The silent void that she thought was going to pull her into certain death, if not a long and silent one, ushered her towards - or perhaps it towards her - a massive cube. Vertigo and a total sense of inversion had already sunken into her by the time she had realized that the trajectory of she and the object were inextricably tied together at the very instant she'd taken notice of it. The only sensation she could understand or interpret as sane or right was the light compression of the environmental suit that was wrapped around the entire surface of her body like a smooth canvas, and even that wasn't entirely certain given the chaotic nature of the pocket of space that she had accidentally slipped into.

She didn't scream when what looked like jaws opened up on its approach, no one could hear such a shrill sound in the vast emptiness of space, but she did flinch as its malevolent aura crashed into her like the heat from the stars.

'Kark.'

It was the only word that entered her mind before she was consumed by the vessel.

Onrai Onrai

 
If there was something that defied reality, the inside of the creature that had devoured Amara and her ship would be it. It seemed to be endless, constant fluidic space. Tentacles from impossibly massive walls of flesh moved and undulated, pulsing as the woman and her vessel were drawn ever further into the depths of the construct. At the heart of it was what could only be described as an anti-star. It was something that radiated such blinding senses of existence and dread, yet where a star was an ever-present sphere of fused gas, this was a void, a blackened object whose emissions were anything but sensible.

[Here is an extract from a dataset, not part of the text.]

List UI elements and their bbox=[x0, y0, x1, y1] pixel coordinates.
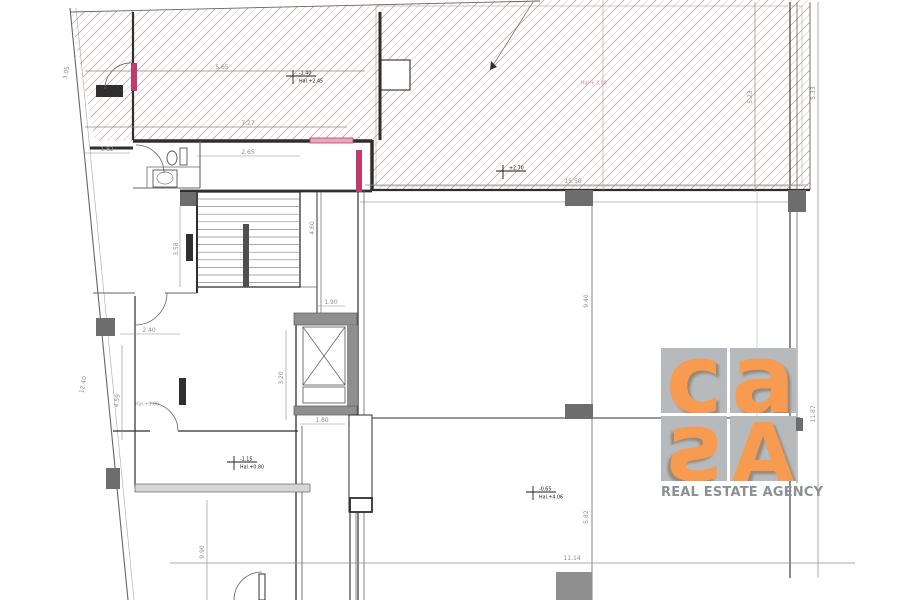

It seemed fast and slow at the same time, but eventually both Amara and her ship were drawn into the nothingness and all-encompassing etherea of the sphere. For what seemed like an eternity, there was blackness, nothingness, a conscious unconsciousness that seemed impossible to awaken from.

And in a flash, all of that changed.

-

When some stable semblance of reality returned to the woman, she would clearly observe around her a landscape that was familiar: a planet. The surface of the world seemed to be solid and dirty, yet her body was half-submerged in its fluidic embrace. Her ship as well proved partially impaled in the muck - with no easy way to be freed. Above the pallid plains lay space every bit as flowing as that which she had been pulled through within the cube - a cube whose decayed and damaged cousin laid on the world's surface what seemed to be kilometers away, a great gaping hole piercing through its insectile plating from one side to the other as it rose above the landscape like a great pyramid plucked from the surface and left on its side. Two other smaller and visible cubes were much further away on the horizon.

While there was no obvious sign or evidence of life within this twisted hellscape of a land, small spires and metallic structures glistened from the aberrant light that illuminated this realm, one present everywhere and nowhere. Smaller lights on the structures flickered with power and purpose, suggesting that there were indeed living beings on this planet.

And at a place near the foot of the cube and a starwell that led to a tunnel bored into its impossible hide, a shadowed entity smiled at the arrival of a familiar presence.